The most engaging part of the process was watching the lawyer who represented Emily. A 70 year old woman from Buda, she had the flamboyance and brassiness of a person who has been practicing her profession for decades, is retiring in a few months and doesn’t care much what anyone thinks of her. In addition, she had the largest jewelry I have ever seen on a human being. The combined effect of her attitude and aspect enlivened the proceedings immensely. All that now remains is to finish paying everyone, get the receipts, and file for reimbursement with my former employer.

The current round of illness around our home has mostly abated, though I’m still entertaining my coworkers with a variety of nasal and pulmonary sound effects.

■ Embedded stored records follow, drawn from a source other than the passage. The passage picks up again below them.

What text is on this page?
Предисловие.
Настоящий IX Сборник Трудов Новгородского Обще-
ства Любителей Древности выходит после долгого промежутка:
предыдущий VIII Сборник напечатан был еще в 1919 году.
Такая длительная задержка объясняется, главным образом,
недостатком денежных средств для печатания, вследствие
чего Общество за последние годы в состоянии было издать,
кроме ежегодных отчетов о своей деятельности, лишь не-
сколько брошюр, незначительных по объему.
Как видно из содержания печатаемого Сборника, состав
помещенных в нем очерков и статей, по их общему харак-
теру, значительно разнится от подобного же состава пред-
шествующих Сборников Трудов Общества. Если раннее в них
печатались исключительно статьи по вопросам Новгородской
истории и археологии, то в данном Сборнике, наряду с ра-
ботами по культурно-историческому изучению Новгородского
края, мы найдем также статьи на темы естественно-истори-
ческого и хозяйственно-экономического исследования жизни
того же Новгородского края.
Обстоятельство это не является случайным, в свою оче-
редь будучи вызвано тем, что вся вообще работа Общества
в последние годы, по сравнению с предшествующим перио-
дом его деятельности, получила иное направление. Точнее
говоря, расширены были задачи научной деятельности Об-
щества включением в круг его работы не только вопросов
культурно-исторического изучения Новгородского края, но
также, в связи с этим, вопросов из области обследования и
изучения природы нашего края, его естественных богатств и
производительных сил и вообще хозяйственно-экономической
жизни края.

We finished up with our tax return on Monday night, and Liam and Kathy both seem to be settling in to their home school schedule without too much difficulty.

Even though our schedule is beginning to ease, my creative juices are still pretty much dry. So, in lieu of something interesting I made myself, I’ll point you today to a couple of giant musical instruments. The first of these is the “Symphonic House,” a collaboration between a musician and architect, wherein an entire home on the shores of Lake Michigan is turned into a resonating chamber for enormous stringed instruments built into the architecture itself, played by plucking or pinching between the fingers of a rosin-soaked cotton glove. The videos are interesting, and well worth watching.

The second is the “Long String Instrument“, built by Composer Ellen Fullman. (You can download one of her compositions for the LSI here.) The Large String Instrument is similar in scale and playing technique to the Symphonic House, but produces much different results, as Fullman’s compositions are languid, tonally complex and full of the rich overtones that the enormously long strings provide. (Most every sound has a wealth of overtones that are harmonics above the “fundamental”, or main pitch of the sound. The lower a fundamental, the more of the overtones are still in the range of human hearing; thus, big instruments with low fundamentals, like a pipe organ, a grand piano, or this Long String Instrument, can create rich and complex sounds. A pennywhistle or a mandolin, however, is perceived to have a simpler sound, because many of the higher overtones are above the frequencies that humans can discern.)

An interesting technical detail: both instruments are unusual not only in their scale, but also in the mode of vibration they use. A violin string vibrates from side to side, whereas when a finger is dragged along the LSI, the strings compress along their length, like the air in an organ’s pipe. As a result, the attached sounding boards, which amplify the vibrations in the string, have to be perpendicular to the strings, rather than parallel (as on a guitar or violin).